The Celtics played one of the best defensive games of the year, limiting the transition-minded Sixers to just two fast-break points in the middle periods after they had scored eight of their first 10 in the game off the break. It was the second-period unit of Dave Cowens, Cedric (Panasonic MVP) Maxwell, M.L. Carr, Gerald Henderson and Maravich that expanded a three-point (31-28) lead into a 13-point (47-34) halftime spread.

Larry Bird, who was in his November polite mood to start, checked himself mentally into the game in the second half, scoring 19 of his team-high 27 points. For most of the first half, the teams had played as if it were 10 minutes past midnight and Carson were still delivering his monologue. "When," the fans might well have asked, "will this show begin?"

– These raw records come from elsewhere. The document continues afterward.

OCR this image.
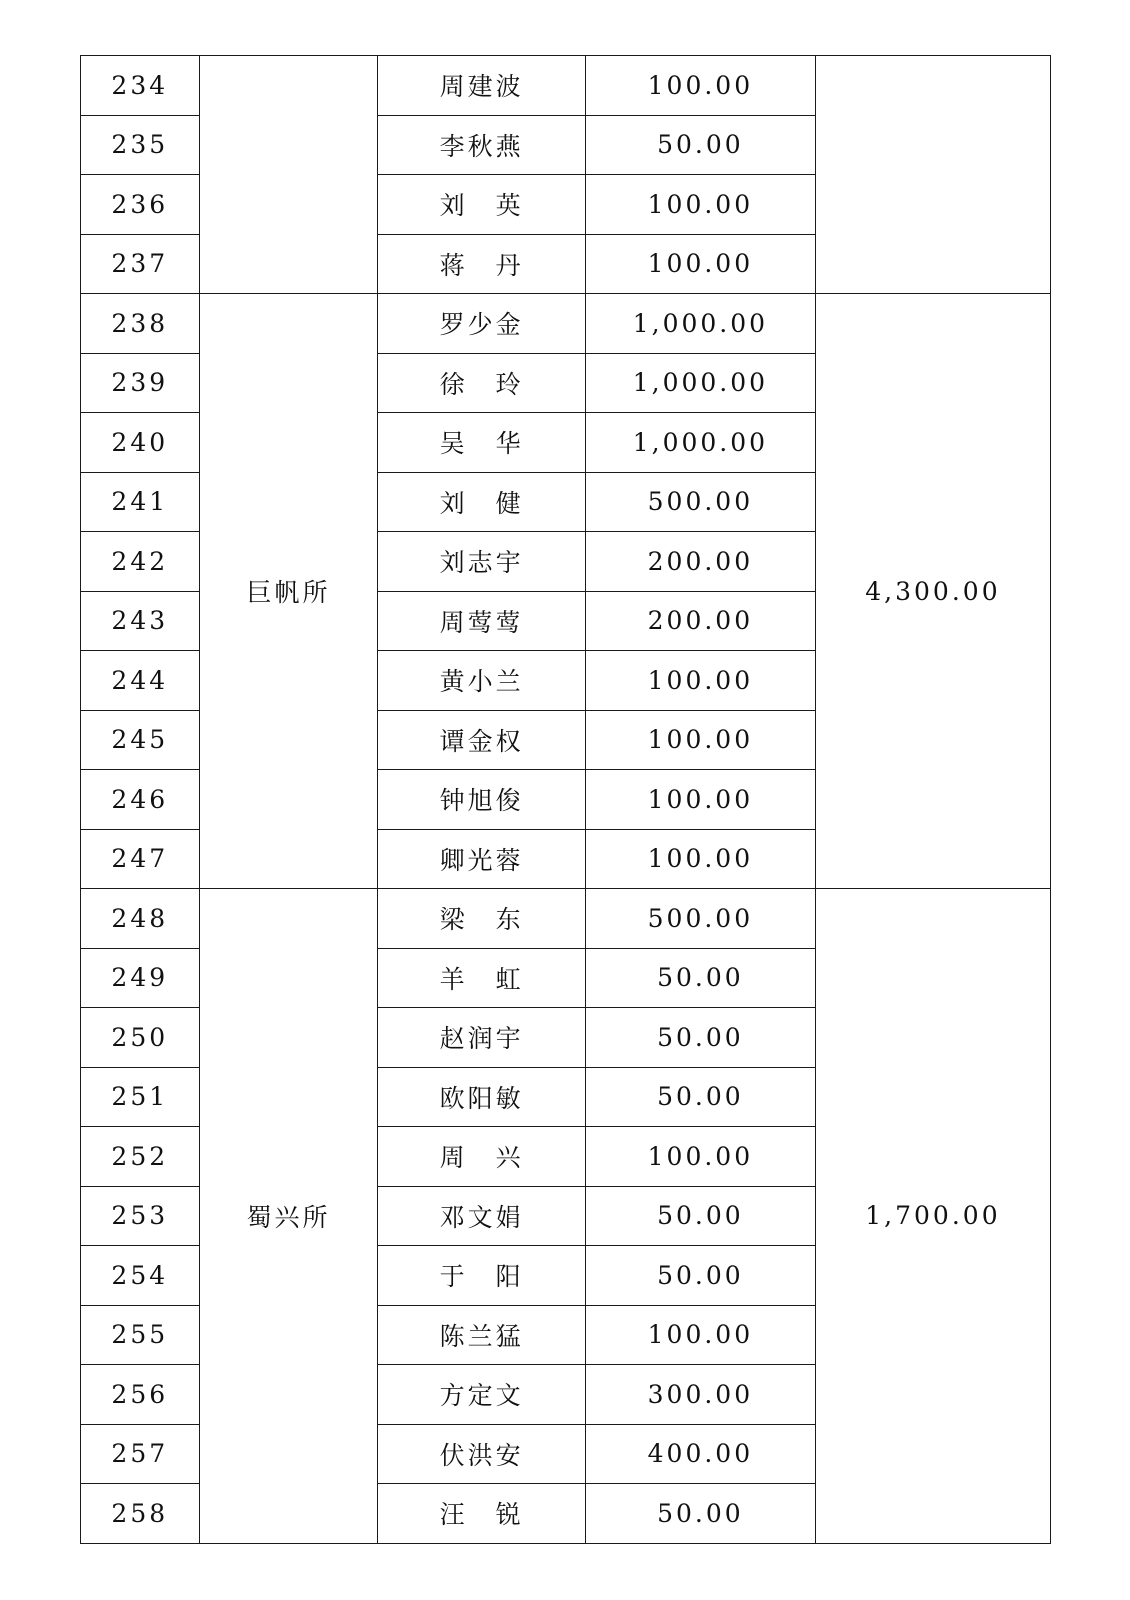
234		周建波	100.00	
235		李秋燕	50.00	
236		刘　英	100.00	
237		蒋　丹	100.00	
238	巨帆所	罗少金	1,000.00	4,300.00
239		徐　玲	1,000.00	
240		吴　华	1,000.00	
241		刘　健	500.00	
242		刘志宇	200.00	
243		周莺莺	200.00	
244		黄小兰	100.00	
245		谭金权	100.00	
246		钟旭俊	100.00	
247		卿光蓉	100.00	
248	蜀兴所	梁　东	500.00	1,700.00
249		羊　虹	50.00	
250		赵润宇	50.00	
251		欧阳敏	50.00	
252		周　兴	100.00	
253		邓文娟	50.00	
254		于　阳	50.00	
255		陈兰猛	100.00	
256		方定文	300.00	
257		伏洪安	400.00	
258		汪　锐	50.00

But begin it did - for the Celtics, at least. Holding the 76ers scoreless from the floor for the final 5:48 of the half, the Celtics moved into a 47-34 lead at the intermission.
In terms of establishing any offensive continuity, the game still hadn't gotten started by the half. The Celtics were no reincarnation of the '72 Lakers at the offensive end themselves, but they did play legitimate team defense, keeping almost every one of the Philadelphia offensive threats from doing what they wanted to do.

The actual surge had begun earlier in the second quarter. The Sixers, trailing by a 21-16 score after a very cautiously played (and yet still horribly filled with turnovers) first half, took the lead at 22-21 as Erving (a 1-for-7 first-period shooter) scored the first six Philadelphia points and Darryl Dawkins rammed home a gorilla of a one-hand slam-dunk follow-up.

But Tiny Archibald got Boston right back with a falling-down, three-point banker from the lane. Erving answered with a perfectly executed guide-in on a back-door lob pass from Doug Collins, but that was to be the second-to-last Sixer hoop of the entire period, and there was still 9:47 remaining.

Henderson, who would later cap the Celtic first-half production with a nice baseline running hook at the eight-second mark, broke the second tie of the half by taking a spectacular pass from Carr (after a more spectacular steal and going-out-of-bounds save) and split a pair of Sixer defenders to give the Celtics a 26-24 lead. It was not to be his final contribution to the Celtic cause.

The final go-ahead point of the period was a free throw by Bird in response to a Dawkins low-post move. Henderson delighted the crowd with a nice banked runner to make it 29-26, and the Celtics were in control for the rest of the half. Compounding the Sixer offensive problems was foul trouble incurred by their three big men. By the half, Dawkins (playing histypical nothing game in the Garden), Caldwell Jones and Bobby Jones all had three personals. But even before Caldwell's departure, Maxwell had reaffirmed his new confidence against the man who had given him so much trouble earlier in the season (like sending back his first four and goaltending his fifth back on Dec. 22 in the Spectrum) by throwing in two in-your-face shots and picking up four free throws on the big guy.

The Celtics got major bench contributions from Henderson, Carr, Maravich and Cowens in that second period. Those four, plus Maxwell, played the last seven minutes, during which time the lead went from 29-26 to the 47-34 halftime spread.